History of sports wagering

The history of sports betting in the US dates back on the occasions when the founders took risks. In the past bettors bet on cockfights, makeshift horse races and bare fist fights. Colonists and Pioneers that landed in the united states from Europe and England specifically had betting within their veins as their ancestors gambled for generations. Therefore “sports betting” was obviously a natural part and parcel with the early American culture.

Today there’s no question that sports betting activities are definitely the rage around the globe. With all the simplicity of on-line sports betting, it has made the activity much more convenient and cheaper. Though in the past the sports betting segment was small, today it’s permeated virtually every element of society.
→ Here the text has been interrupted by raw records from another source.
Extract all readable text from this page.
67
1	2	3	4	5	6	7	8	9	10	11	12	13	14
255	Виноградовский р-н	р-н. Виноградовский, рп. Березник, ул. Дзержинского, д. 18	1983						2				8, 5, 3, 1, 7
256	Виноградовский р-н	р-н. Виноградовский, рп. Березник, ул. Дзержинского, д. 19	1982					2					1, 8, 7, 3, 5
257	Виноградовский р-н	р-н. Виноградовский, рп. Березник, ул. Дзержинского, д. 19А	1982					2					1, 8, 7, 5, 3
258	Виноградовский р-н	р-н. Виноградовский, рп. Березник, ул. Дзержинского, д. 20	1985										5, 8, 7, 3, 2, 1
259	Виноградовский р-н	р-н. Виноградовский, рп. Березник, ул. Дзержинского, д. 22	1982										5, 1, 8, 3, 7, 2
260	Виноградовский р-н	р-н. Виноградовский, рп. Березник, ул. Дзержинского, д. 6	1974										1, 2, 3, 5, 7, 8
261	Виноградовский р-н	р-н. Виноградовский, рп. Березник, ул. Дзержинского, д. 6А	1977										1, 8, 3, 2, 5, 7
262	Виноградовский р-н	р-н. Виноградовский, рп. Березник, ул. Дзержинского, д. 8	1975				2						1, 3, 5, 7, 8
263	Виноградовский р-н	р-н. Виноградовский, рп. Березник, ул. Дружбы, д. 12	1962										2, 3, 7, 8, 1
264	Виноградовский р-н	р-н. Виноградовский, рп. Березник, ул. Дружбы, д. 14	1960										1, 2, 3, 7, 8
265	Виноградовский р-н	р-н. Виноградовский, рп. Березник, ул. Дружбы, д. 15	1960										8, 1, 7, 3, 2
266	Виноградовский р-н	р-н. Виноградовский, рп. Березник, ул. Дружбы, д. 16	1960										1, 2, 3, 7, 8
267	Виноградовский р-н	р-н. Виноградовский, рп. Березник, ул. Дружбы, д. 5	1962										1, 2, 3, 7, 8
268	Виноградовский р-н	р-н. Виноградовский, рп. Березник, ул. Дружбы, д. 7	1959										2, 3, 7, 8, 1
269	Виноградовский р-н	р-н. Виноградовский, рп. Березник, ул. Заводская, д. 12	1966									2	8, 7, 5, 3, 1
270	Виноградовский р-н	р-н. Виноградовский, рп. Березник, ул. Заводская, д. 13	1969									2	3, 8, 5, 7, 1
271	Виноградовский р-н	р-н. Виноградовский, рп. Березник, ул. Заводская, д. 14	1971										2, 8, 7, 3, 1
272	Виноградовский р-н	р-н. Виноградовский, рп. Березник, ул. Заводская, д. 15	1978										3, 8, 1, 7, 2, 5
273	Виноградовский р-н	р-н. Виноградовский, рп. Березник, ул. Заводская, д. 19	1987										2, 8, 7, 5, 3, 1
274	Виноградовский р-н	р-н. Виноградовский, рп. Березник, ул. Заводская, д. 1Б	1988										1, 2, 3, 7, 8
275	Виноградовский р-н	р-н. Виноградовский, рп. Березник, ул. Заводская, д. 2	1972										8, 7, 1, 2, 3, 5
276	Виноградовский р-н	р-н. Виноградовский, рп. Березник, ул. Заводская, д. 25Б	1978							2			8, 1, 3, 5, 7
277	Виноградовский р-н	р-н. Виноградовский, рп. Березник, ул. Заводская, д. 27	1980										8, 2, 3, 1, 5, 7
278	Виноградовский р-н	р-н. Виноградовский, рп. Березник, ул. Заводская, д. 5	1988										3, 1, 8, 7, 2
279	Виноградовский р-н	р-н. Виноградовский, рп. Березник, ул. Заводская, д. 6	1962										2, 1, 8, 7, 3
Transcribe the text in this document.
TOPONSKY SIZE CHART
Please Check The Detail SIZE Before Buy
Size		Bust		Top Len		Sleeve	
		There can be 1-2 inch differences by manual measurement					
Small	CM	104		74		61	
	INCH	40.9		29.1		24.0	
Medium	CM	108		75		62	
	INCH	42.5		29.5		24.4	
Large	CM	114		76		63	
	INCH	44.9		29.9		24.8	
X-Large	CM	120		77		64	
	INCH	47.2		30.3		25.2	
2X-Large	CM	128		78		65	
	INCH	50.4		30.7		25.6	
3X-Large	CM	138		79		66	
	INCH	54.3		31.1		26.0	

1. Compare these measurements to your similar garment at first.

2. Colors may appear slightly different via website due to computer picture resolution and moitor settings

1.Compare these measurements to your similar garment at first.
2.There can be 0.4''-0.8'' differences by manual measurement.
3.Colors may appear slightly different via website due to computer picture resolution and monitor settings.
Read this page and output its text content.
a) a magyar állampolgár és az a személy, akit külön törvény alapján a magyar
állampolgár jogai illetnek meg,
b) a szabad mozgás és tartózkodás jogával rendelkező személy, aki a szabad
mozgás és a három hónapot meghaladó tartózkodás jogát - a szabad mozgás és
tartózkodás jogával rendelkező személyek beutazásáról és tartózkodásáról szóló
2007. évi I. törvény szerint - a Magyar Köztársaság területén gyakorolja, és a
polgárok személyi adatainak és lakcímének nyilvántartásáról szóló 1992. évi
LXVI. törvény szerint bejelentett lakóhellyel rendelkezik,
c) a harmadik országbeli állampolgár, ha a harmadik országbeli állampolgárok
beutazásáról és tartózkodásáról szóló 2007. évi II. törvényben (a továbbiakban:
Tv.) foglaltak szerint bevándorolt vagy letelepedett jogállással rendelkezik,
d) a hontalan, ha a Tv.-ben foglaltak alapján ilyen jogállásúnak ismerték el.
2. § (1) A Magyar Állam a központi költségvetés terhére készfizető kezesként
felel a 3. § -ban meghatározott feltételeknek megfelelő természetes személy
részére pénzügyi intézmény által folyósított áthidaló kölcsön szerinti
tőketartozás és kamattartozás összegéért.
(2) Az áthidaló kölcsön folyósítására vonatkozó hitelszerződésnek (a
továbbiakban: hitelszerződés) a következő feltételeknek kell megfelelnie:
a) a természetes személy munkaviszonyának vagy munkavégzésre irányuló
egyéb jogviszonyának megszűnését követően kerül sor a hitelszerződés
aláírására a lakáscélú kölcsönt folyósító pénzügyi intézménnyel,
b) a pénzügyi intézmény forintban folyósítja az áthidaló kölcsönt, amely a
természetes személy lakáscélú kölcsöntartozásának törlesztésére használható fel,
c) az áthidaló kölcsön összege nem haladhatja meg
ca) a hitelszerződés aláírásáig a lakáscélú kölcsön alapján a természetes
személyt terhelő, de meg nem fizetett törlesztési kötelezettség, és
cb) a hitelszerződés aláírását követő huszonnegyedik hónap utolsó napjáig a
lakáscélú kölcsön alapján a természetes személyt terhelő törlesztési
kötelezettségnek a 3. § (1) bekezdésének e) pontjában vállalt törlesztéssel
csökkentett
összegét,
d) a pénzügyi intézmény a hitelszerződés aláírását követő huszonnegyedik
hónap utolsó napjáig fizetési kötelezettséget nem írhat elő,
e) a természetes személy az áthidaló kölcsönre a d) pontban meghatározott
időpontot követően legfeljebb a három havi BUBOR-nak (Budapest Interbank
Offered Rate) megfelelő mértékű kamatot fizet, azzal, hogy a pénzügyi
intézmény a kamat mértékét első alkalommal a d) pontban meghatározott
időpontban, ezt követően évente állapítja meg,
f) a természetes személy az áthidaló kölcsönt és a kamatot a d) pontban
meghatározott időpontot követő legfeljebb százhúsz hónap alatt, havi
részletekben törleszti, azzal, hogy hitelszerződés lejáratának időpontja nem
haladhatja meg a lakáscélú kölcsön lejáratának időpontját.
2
Horse racing was popular in the 19th and early 20th Centuries and was appreciated mainly by the upper class. But horse tracks started to appear following the Civil War and soon gamblers coming from all sectors of society flocked to those racing establishments. Bookies had a hold on the gambling population and in addition they were setting odds on horses that increased the betting handle. Bookies would lower the odds on other horses to increase their attractiveness when there seemed to be big money for a particular horse. By 1920s horse racing had reached the summit with over 300 racetracks throughout the US.

Professional baseball gained popularity from the late 1800s and “pool cards” came into use. The “Black Sox Scanal” which had been “fixed” rocked the united states and the public acquired a negative view of sports bettors. Though gambling was illegal most people considered sports gambling as a harmless victimless crime. College football and basketball also gained popularity with bettors as baseball and boxing. Pool cards were extremely popular although the odds of these cards were in the bookies favor.

In most US cities, sports gambling activities were transforming into a section of life and most youngsters were being exposed to the sports betting industry in a very young age. Some experts have said, “Sports gambling was getting more popular than hot dogs!” Soon Leo Hirschfield started Athletic Publications that became the sports betting world standard for almost three decades.

Established in 1930 the corporation set lines in sports events and dispersed them to bookmakers in the nation through the telegraph or telephone He also printed sports information which helped bookies produce better lines and gamblers make smarter decisions. The publication that had been most widely used was The Green Sheet. He was legitimate despite the fact that his clients were illegal bookies.

Sports gambling was finally legalized in Nevada in 1931 and the states financial situation which was in dire straits during those times, transformed drastically. Legalized boxing and sports gambling activities made it a hot spot for tourists and this changed its economic condition for the better.

A resolution was passed in 1951 by the Congress that imposed a 10% tax on every sports bet. New regulations allowed the bookies to come out of the dark and work openly. Turf clubs were the first legal sports books in Nevada and they were sometimes called “sawdust” rooms. In 1980s Roxborough became a major element of sports gambling and ushered in the technology that completely changed sports gambling.